Susan Toy is an author and indie publisher who continues to actively promote the work of her fellow authors long after their publishers have stopped marketing their books. She also promotes the work of self-published authors.
In Canada, the trade publishers who do spend money on promoting their authors generally terminate the publicity campaigns after six months to focus on the next group of authors with new books to promote. That’s the point at which Susan often takes over.

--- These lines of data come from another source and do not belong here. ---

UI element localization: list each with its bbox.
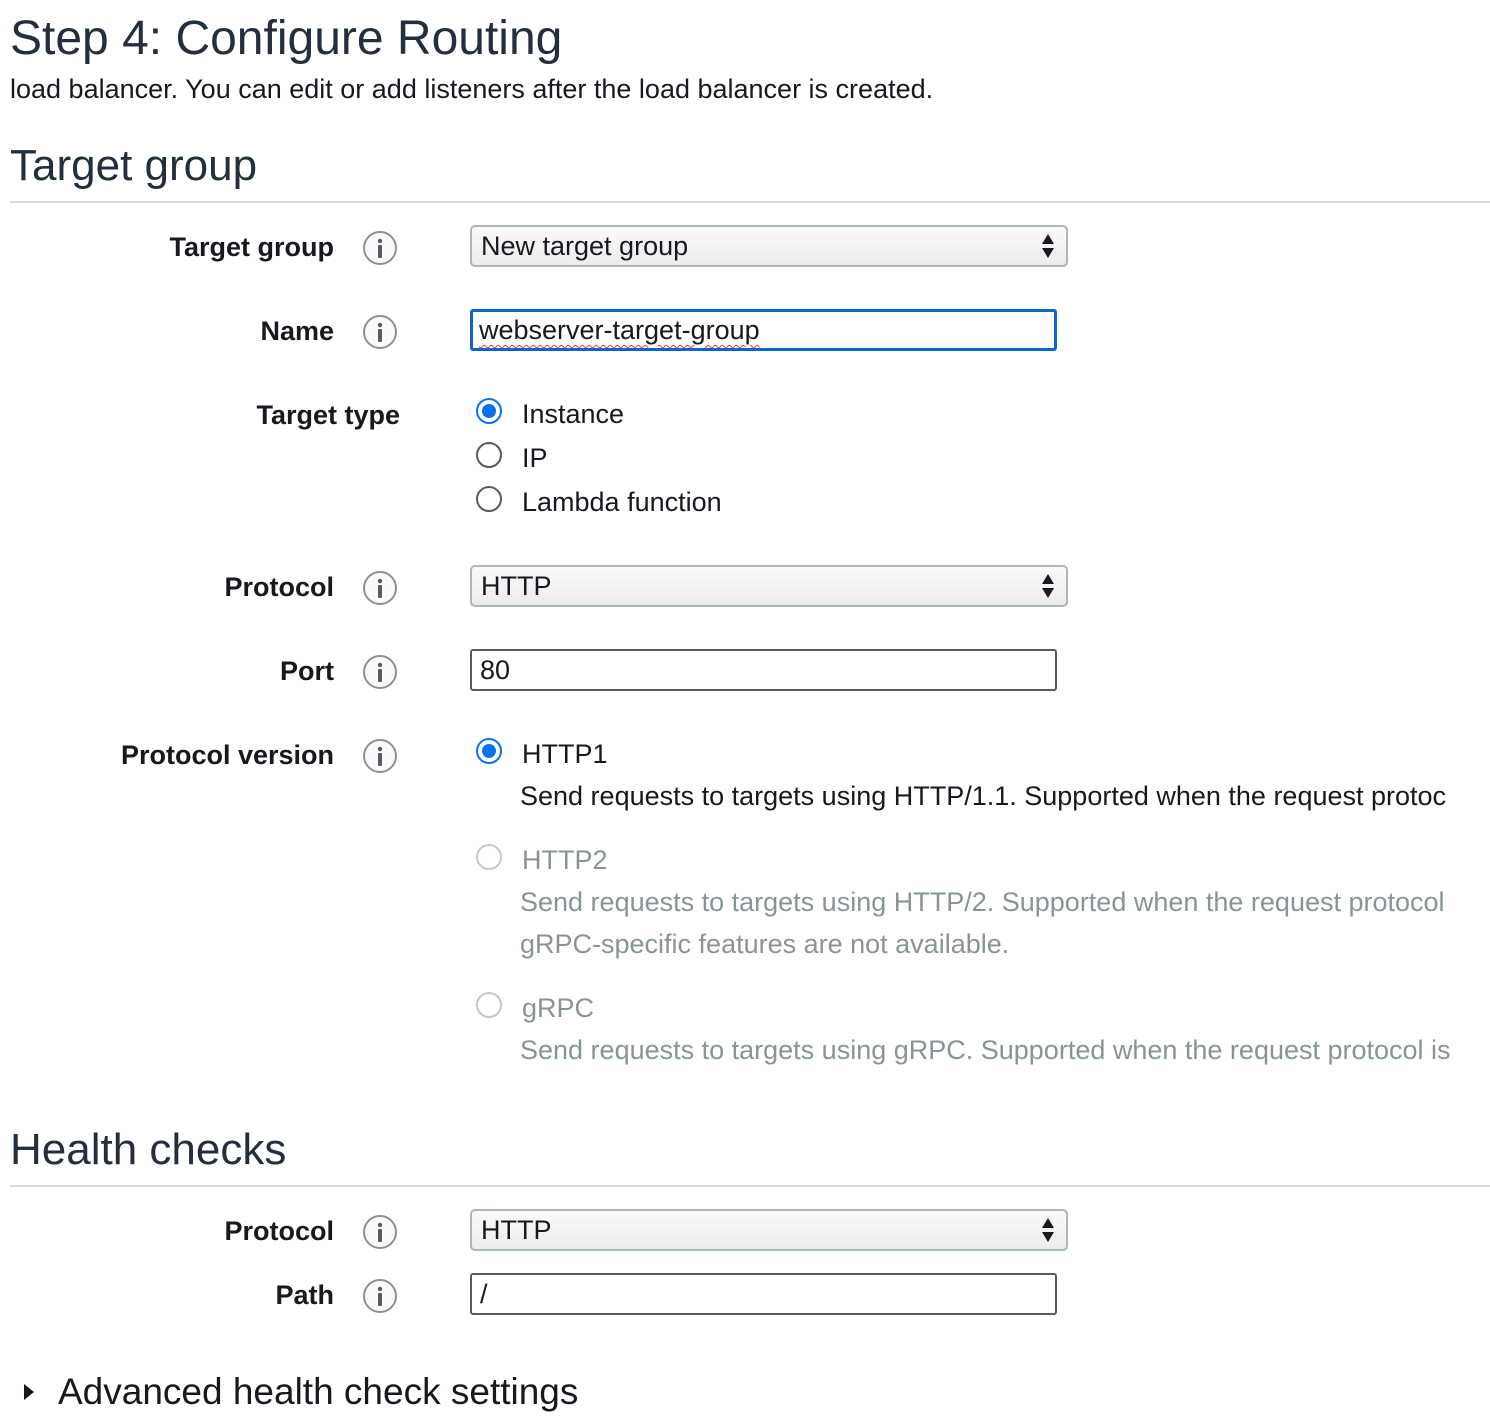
health-check-path-input[interactable]: / xyxy=(470,1273,1057,1315)
health-check-path-input-value: / xyxy=(480,1279,488,1309)
protocol-select[interactable]: HTTP xyxy=(470,565,1068,607)
health-check-protocol-select-value: HTTP xyxy=(481,1215,552,1245)
info-icon[interactable] xyxy=(362,230,398,266)
info-icon[interactable] xyxy=(362,738,398,774)
protocol-version-http1-description: Send requests to targets using HTTP/1.1.… xyxy=(520,781,1447,811)
target-type-lambda-label[interactable]: Lambda function xyxy=(522,486,722,518)
info-icon[interactable] xyxy=(362,570,398,606)
protocol-select-value: HTTP xyxy=(481,571,552,601)
section-title-health-checks: Health checks xyxy=(10,1125,287,1174)
section-divider xyxy=(10,201,1490,203)
advanced-health-check-settings-toggle[interactable]: Advanced health check settings xyxy=(22,1372,578,1412)
protocol-version-label: Protocol version xyxy=(120,740,334,770)
target-group-select-value: New target group xyxy=(481,231,689,261)
info-icon[interactable] xyxy=(362,1214,398,1250)
target-type-label: Target type xyxy=(256,400,400,430)
info-icon[interactable] xyxy=(362,654,398,690)
page-title: Step 4: Configure Routing xyxy=(10,12,563,65)
page-description: load balancer. You can edit or add liste… xyxy=(10,74,934,104)
up-down-caret-icon xyxy=(1039,1215,1057,1245)
section-divider xyxy=(10,1185,1490,1187)
protocol-version-http1-radio[interactable] xyxy=(476,738,502,764)
configure-routing-page: Step 4: Configure Routing load balancer.… xyxy=(0,0,1490,1426)
target-type-ip-label[interactable]: IP xyxy=(522,442,548,474)
name-label: Name xyxy=(260,316,334,346)
caret-right-icon xyxy=(22,1382,36,1402)
port-label: Port xyxy=(280,656,334,686)
port-input[interactable]: 80 xyxy=(470,649,1057,691)
protocol-version-http2-description-continued: gRPC-specific features are not available… xyxy=(520,929,1010,959)
section-title-target-group: Target group xyxy=(10,141,258,190)
target-group-select[interactable]: New target group xyxy=(470,225,1068,267)
protocol-version-http2-description: Send requests to targets using HTTP/2. S… xyxy=(520,887,1445,917)
port-input-value: 80 xyxy=(480,655,511,685)
advanced-health-check-settings-label: Advanced health check settings xyxy=(58,1371,579,1412)
info-icon[interactable] xyxy=(362,1278,398,1314)
protocol-version-grpc-description: Send requests to targets using gRPC. Sup… xyxy=(520,1035,1451,1065)
info-icon[interactable] xyxy=(362,314,398,350)
name-input-value: webserver-target-group xyxy=(479,315,760,345)
health-check-path-label: Path xyxy=(275,1280,334,1310)
protocol-version-http2-label[interactable]: HTTP2 xyxy=(522,844,608,876)
health-check-protocol-select[interactable]: HTTP xyxy=(470,1209,1068,1251)
name-input[interactable]: webserver-target-group xyxy=(470,309,1057,351)
up-down-caret-icon xyxy=(1039,571,1057,601)
health-check-protocol-label: Protocol xyxy=(224,1216,334,1246)
protocol-version-http2-radio[interactable] xyxy=(476,844,502,870)
target-type-instance-label[interactable]: Instance xyxy=(522,398,624,430)
target-type-ip-radio[interactable] xyxy=(476,442,502,468)
protocol-version-grpc-radio[interactable] xyxy=(476,992,502,1018)
target-type-lambda-radio[interactable] xyxy=(476,486,502,512)
protocol-version-http1-label[interactable]: HTTP1 xyxy=(522,738,608,770)
target-group-label: Target group xyxy=(169,232,335,262)
protocol-label: Protocol xyxy=(224,572,334,602)
target-type-instance-radio[interactable] xyxy=(476,398,502,424)
up-down-caret-icon xyxy=(1039,231,1057,261)
protocol-version-grpc-label[interactable]: gRPC xyxy=(522,992,594,1024)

On her blog, Susan gave a welcome boost to my autobiography, Leaving Dublin, after it had been on the market for two years. She came back a year later to plug my newly-released eBook edition of Scoundrels and Scallywags. Then came a plug for the columns I wrote for the now-dormant online journalism magazine, Facts & Opinions, followed by a plug for the book, Brief Encounters, that emerged from those columns. Additionally, she blogged about my book Rogues and Rebels, and invited me to tell her readers about three of my books that were back in print and available for the first time as eBooks.

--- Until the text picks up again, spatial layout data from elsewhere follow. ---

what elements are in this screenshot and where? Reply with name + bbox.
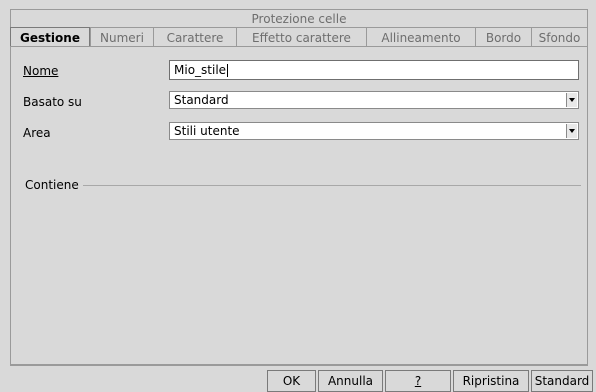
name-field[interactable]: Mio_stile [169, 60, 579, 80]
tab-row-bottom: Gestione Numeri Carattere Effetto caratt… [10, 27, 588, 47]
tab-font[interactable]: Carattere [153, 27, 236, 47]
cell-style-dialog: Protezione celle Gestione Numeri Caratte… [0, 0, 596, 392]
tab-panel-organizer: Nome Mio_stile Basato su Standard Area S… [10, 46, 588, 365]
text-caret [227, 64, 229, 77]
tab-organizer[interactable]: Gestione [10, 27, 90, 47]
name-label: Nome [23, 64, 59, 78]
chevron-down-icon[interactable] [566, 93, 577, 107]
contains-section-header: Contiene [25, 178, 581, 192]
tab-font-effects[interactable]: Effetto carattere [236, 27, 366, 47]
based-on-value: Standard [174, 93, 229, 107]
tab-row-top: Protezione celle [10, 9, 588, 27]
area-value: Stili utente [174, 124, 240, 138]
ok-button[interactable]: OK [267, 370, 316, 392]
tab-borders[interactable]: Bordo [475, 27, 531, 47]
cancel-button[interactable]: Annulla [318, 370, 383, 392]
help-button[interactable]: ? [385, 370, 451, 392]
tab-numbers[interactable]: Numeri [90, 27, 153, 47]
chevron-down-icon[interactable] [566, 124, 577, 138]
button-bar-separator [10, 365, 588, 367]
reset-button[interactable]: Ripristina [453, 370, 529, 392]
area-select[interactable]: Stili utente [169, 122, 579, 140]
standard-button[interactable]: Standard [531, 370, 593, 392]
based-on-label: Basato su [23, 95, 82, 109]
area-label: Area [23, 126, 51, 140]
based-on-select[interactable]: Standard [169, 91, 579, 109]
tab-cell-protection[interactable]: Protezione celle [252, 12, 347, 26]
separator-line [82, 184, 581, 186]
contains-label: Contiene [25, 178, 79, 192]
tab-background[interactable]: Sfondo [531, 27, 588, 47]
tab-alignment[interactable]: Allineamento [366, 27, 475, 47]
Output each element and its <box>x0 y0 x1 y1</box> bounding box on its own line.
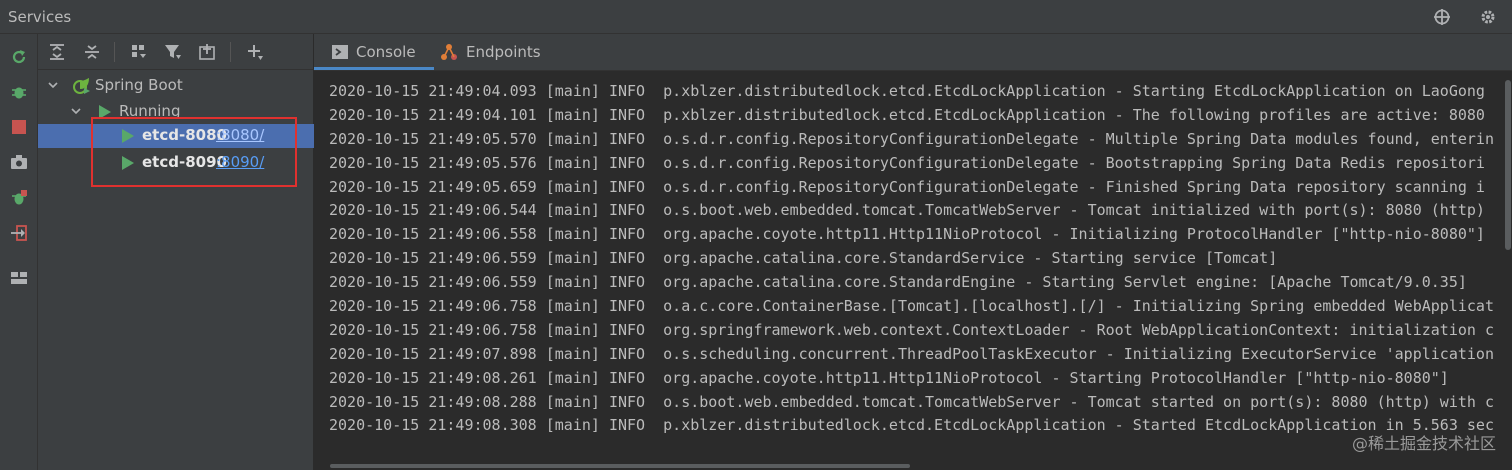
gear-icon[interactable] <box>1477 6 1499 28</box>
rerun-icon[interactable] <box>8 46 30 68</box>
crosshair-icon[interactable] <box>1431 6 1453 28</box>
console-output[interactable]: 2020-10-15 21:49:04.093 [main] INFO p.xb… <box>329 80 1494 438</box>
log-line: 2020-10-15 21:49:05.570 [main] INFO o.s.… <box>329 129 1494 148</box>
services-tree-panel: Spring Boot Running etcd-8080 :8080/ etc… <box>38 34 314 470</box>
filter-icon[interactable] <box>162 41 184 63</box>
debug-icon[interactable] <box>8 81 30 103</box>
log-line: 2020-10-15 21:49:06.758 [main] INFO o.a.… <box>329 297 1494 316</box>
log-line: 2020-10-15 21:49:06.558 [main] INFO org.… <box>329 225 1485 244</box>
tab-console[interactable]: Console <box>314 34 434 70</box>
tree-node-spring-boot[interactable]: Spring Boot <box>38 74 314 98</box>
horizontal-scrollbar[interactable] <box>330 464 910 468</box>
new-service-icon[interactable] <box>196 41 218 63</box>
tab-endpoints[interactable]: Endpoints <box>436 34 545 70</box>
layout-icon[interactable] <box>8 267 30 289</box>
toolbar-separator <box>114 42 115 62</box>
camera-icon[interactable] <box>8 151 30 173</box>
console-icon <box>332 45 348 59</box>
left-toolbar <box>0 34 38 470</box>
chevron-down-icon[interactable] <box>48 80 58 90</box>
coverage-icon[interactable] <box>8 187 30 209</box>
expand-all-icon[interactable] <box>46 41 68 63</box>
endpoints-icon <box>440 43 458 61</box>
tab-bar: Console Endpoints <box>314 34 1512 71</box>
log-line: 2020-10-15 21:49:05.576 [main] INFO o.s.… <box>329 153 1485 172</box>
log-line: 2020-10-15 21:49:08.308 [main] INFO p.xb… <box>329 416 1494 435</box>
tab-label: Console <box>356 43 416 61</box>
exit-icon[interactable] <box>8 222 30 244</box>
spring-boot-icon <box>73 78 90 94</box>
vertical-scrollbar[interactable] <box>1505 80 1511 250</box>
add-icon[interactable] <box>244 41 266 63</box>
stop-icon[interactable] <box>8 116 30 138</box>
log-line: 2020-10-15 21:49:06.544 [main] INFO o.s.… <box>329 201 1485 220</box>
window-title: Services <box>8 8 72 26</box>
log-line: 2020-10-15 21:49:06.559 [main] INFO org.… <box>329 249 1278 268</box>
log-line: 2020-10-15 21:49:06.559 [main] INFO org.… <box>329 273 1467 292</box>
log-line: 2020-10-15 21:49:08.261 [main] INFO org.… <box>329 368 1449 387</box>
log-line: 2020-10-15 21:49:06.758 [main] INFO org.… <box>329 320 1494 339</box>
chevron-down-icon[interactable] <box>71 106 81 116</box>
tab-label: Endpoints <box>466 43 541 61</box>
toolbar-separator <box>230 42 231 62</box>
log-line: 2020-10-15 21:49:07.898 [main] INFO o.s.… <box>329 344 1494 363</box>
log-line: 2020-10-15 21:49:04.093 [main] INFO p.xb… <box>329 82 1485 100</box>
log-line: 2020-10-15 21:49:05.659 [main] INFO o.s.… <box>329 177 1485 196</box>
console-panel: Console Endpoints 2020-10-15 21:49:04.09… <box>314 34 1512 470</box>
highlight-box <box>91 117 297 187</box>
log-line: 2020-10-15 21:49:08.288 [main] INFO o.s.… <box>329 392 1494 411</box>
log-line: 2020-10-15 21:49:04.101 [main] INFO p.xb… <box>329 105 1485 124</box>
watermark: @稀土掘金技术社区 <box>1351 434 1496 453</box>
tree-node-label: Spring Boot <box>95 76 183 94</box>
title-bar: Services <box>0 0 1512 34</box>
collapse-all-icon[interactable] <box>81 41 103 63</box>
tree-toolbar <box>38 34 314 70</box>
group-by-icon[interactable] <box>128 41 150 63</box>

Most recently, Susan profiled me and promoted my novel, The Love of One’s Country, in a new blog she calls Authors-Readers International.
Susan has done all this out of the goodness of her literary heart. She asks only of her authors that we respond in kind by promoting her and her work.
Many of us have been slow to respond. At one point, she told an interviewer, only about 10 percent of her featured authors had reciprocated. I was one of that delinquent 90 percent. But today, six years after she gave me my first plug, I’m pleased to finally return the favour.
You can read about Susan’s career, and find links to her own published works, on her main blog called Books: Publishing, Reading, Writing. A second blog, Reading Recommendations, highlights her favourite authors and their books. The third of her four promotional blogs, Reading Recommendations Reviewed, offers third-party reviews of books featured on Reading Recommendations.
All told, this makes Susan the equivalent of a one-woman version of Goodreads. As we say in Ireland, more power to her elbow!